- Presented by: Dylan Ratigan
- Country of origin: United States
- Original language: English

Production
- Running time: 60 minutes

Original release
- Network: CNBC
- Release: December 8, 2003 – March 11, 2005

Related
- Business Center; Mad Money;

= Bullseye (American TV program) =

2003–2005 news television series

Bullseye is a news and analysis program that aired on CNBC at 6 pm ET weekdays from December 8, 2003 to March 11, 2005. Hosted by Dylan Ratigan, it covered breaking news stories from business to pop culture and offered guidance on personal finance with the help of CNBC reporter Steve Liesman and his economy charts drawn on "Easels". The program had music selected by a CNBC intern called Grecco.
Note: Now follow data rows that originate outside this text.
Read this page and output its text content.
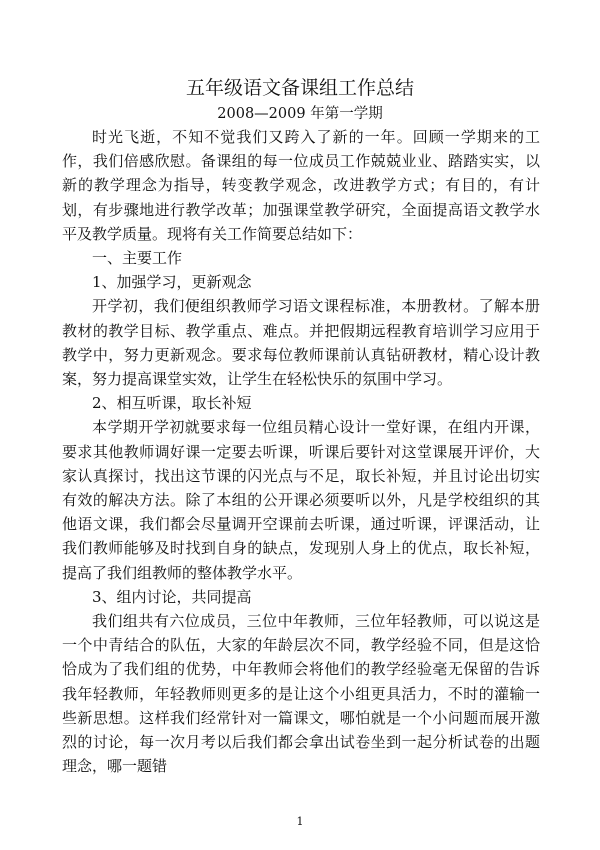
五年级语文备课组工作总结
2008—2009 年第一学期

时光飞逝，不知不觉我们又跨入了新的一年。回顾一学期来的工作，我们倍感欣慰。备课组的每一位成员工作兢兢业业、踏踏实实，以新的教学理念为指导，转变教学观念，改进教学方式；有目的，有计划，有步骤地进行教学改革；加强课堂教学研究，全面提高语文教学水平及教学质量。现将有关工作简要总结如下：

一、主要工作

1、加强学习，更新观念

开学初，我们便组织教师学习语文课程标准，本册教材。了解本册教材的教学目标、教学重点、难点。并把假期远程教育培训学习应用于教学中，努力更新观念。要求每位教师课前认真钻研教材，精心设计教案，努力提高课堂实效，让学生在轻松快乐的氛围中学习。

2、相互听课，取长补短

本学期开学初就要求每一位组员精心设计一堂好课，在组内开课，要求其他教师调好课一定要去听课，听课后要针对这堂课展开评价，大家认真探讨，找出这节课的闪光点与不足，取长补短，并且讨论出切实有效的解决方法。除了本组的公开课必须要听以外，凡是学校组织的其他语文课，我们都会尽量调开空课前去听课，通过听课，评课活动，让我们教师能够及时找到自身的缺点，发现别人身上的优点，取长补短，提高了我们组教师的整体教学水平。

3、组内讨论，共同提高

我们组共有六位成员，三位中年教师，三位年轻教师，可以说这是一个中青结合的队伍，大家的年龄层次不同，教学经验不同，但是这恰恰成为了我们组的优势，中年教师会将他们的教学经验毫无保留的告诉我年轻教师，年轻教师则更多的是让这个小组更具活力，不时的灌输一些新思想。这样我们经常针对一篇课文，哪怕就是一个小问题而展开激烈的讨论，每一次月考以后我们都会拿出试卷坐到一起分析试卷的出题理念，哪一题错

1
One segment on the show was called Whine & Cheese, where Ratigan served wine and cheese to his guests and talked about the news in business and corporate governance.

On the last episode of the show, on the segment called Bullseye Perspective, Ratigan served as moderator of an economics debate between Lawrence Kudlow and Paul Krugman of The New York Times.

Frequent guests included CNBC anchor Rebecca Quick and brothers and stock traders Jon Najarian and Pete Najarian from Najarian Capital in Chicago, who also appear on the syndicated TV program First Business on various U.S. TV stations.

On another segment named Bullseye on America, CNBC reporters gave insight into the state of the U.S. economy.

The show was replaced by Jim Cramer's Mad Money on March 14, 2005.